Foto: Münchener Biennale (c)

En resumen, HolyVj#Disgression n.1 puede considerarse junto a Anticlock (OmU) la joya de esta Biennale. Ambas piezas, aunque estéticamente estén bastante alejadas la una de la otra, poseen algunos elementos importantes en común: por un lado una dramaturgia potente que introduce al espectador y que le lleva durante la pieza a través de sorpresas y eventos inesperados, y por otro unos medios y dimensiones enormemente cuidados y a la altura del contenido musical y teatral. Ambas son piezas consecuentes con la idea artística que plantean: el viaje hacia un tiempo inexistente en Anticlock (OmU) y la humanización de las máquinas en HolyVj#Disgression no. 1.

 

A modo de conclusión

Además de los estrenos de esta edición del Festival, cabe mencionar la importancia de los Symposium o charlas en torno al Teatro Musical. Figuras importantes de esta disciplina y de otras que pueden aportar un punto de vista enriquecedor, tales como J.P. Hiekel, D. Mersch, K. Schneider, M. Zeneck, T. Schick o los propios Ott y Tsangaris, pusieron encima de la mesa cuestiones y discusiones sobre el Teatro Musical y que funcionaron como contrapunto a la dimensión práctica del Festival.

Como conclusión, podemos decir que la Biennale de Múnich 2016 ha supuesto una novedad con respecto a pasadas ediciones, y es el estreno de Daniel Ott y Manos Tsangaris como directores artísticos del Festival. Sus apuestas por creadores jóvenes, por formatos actuales que miran al futuro y por estéticas que ponen sobre la mesa cuestiones tanto del día a día y como de la más profunda trascendencia –el tiempo, la memoria, la relación hombre-tecnología, etc.– son sin duda su sello y a la vez los aciertos de esta edición.
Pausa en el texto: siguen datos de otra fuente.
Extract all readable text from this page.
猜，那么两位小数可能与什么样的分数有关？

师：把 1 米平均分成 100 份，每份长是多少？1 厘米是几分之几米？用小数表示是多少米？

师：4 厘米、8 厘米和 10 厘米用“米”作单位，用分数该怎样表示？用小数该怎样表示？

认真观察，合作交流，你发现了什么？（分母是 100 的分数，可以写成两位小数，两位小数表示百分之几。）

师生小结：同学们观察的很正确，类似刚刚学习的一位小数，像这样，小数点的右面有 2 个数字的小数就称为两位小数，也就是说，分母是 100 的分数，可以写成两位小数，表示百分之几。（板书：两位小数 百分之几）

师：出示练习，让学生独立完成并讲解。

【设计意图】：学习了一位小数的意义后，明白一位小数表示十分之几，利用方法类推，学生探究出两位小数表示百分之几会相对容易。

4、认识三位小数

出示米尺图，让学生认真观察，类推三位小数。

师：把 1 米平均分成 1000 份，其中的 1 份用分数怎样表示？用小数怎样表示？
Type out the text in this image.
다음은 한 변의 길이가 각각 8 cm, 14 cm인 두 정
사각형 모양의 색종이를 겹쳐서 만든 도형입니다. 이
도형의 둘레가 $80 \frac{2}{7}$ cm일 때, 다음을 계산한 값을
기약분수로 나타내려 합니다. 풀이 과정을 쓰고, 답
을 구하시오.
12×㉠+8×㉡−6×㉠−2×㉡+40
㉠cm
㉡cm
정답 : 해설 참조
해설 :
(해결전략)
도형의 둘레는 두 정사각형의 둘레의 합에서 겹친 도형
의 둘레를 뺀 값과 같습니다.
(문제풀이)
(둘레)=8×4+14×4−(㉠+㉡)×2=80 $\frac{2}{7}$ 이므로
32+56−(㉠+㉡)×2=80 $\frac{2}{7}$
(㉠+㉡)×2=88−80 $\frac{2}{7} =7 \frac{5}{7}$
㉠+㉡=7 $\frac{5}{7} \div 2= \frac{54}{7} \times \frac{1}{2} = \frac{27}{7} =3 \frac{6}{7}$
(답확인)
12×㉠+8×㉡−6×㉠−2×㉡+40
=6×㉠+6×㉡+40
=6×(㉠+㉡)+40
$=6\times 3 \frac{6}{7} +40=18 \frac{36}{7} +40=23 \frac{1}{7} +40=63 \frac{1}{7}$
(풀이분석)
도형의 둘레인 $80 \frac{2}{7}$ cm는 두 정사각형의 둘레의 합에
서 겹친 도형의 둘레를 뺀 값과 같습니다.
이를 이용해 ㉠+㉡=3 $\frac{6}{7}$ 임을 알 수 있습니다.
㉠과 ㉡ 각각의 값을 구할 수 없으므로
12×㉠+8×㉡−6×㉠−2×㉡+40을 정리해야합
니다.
Junto a ello, los Symposium que tratan de reflexionar y proporcionar algo más de luz sobre esta disciplina llamada Teatro Musical han sido también una apuesta acertada a pesar de la larga duración e intensidad de algunos de ellos.

Esperemos ver apuestas de la calidad de Anticlock (OmU) y HolyVj#Disgression no.1 y de la belleza poética de Mnemo/scene: Echos en futuras ediciones de la Biennale de Múnich y menos piezas donde domina lo ornamental y en las que un presupuesto altísimo no se ve correspondido con el interés artístico y el contenido musical de algunas performances. Ott y Tsangaris, como hombres de dilatada experiencia en el campo del Teatro Musical, ya estarán trabajando para que el siguiente Festival sea aún más potente.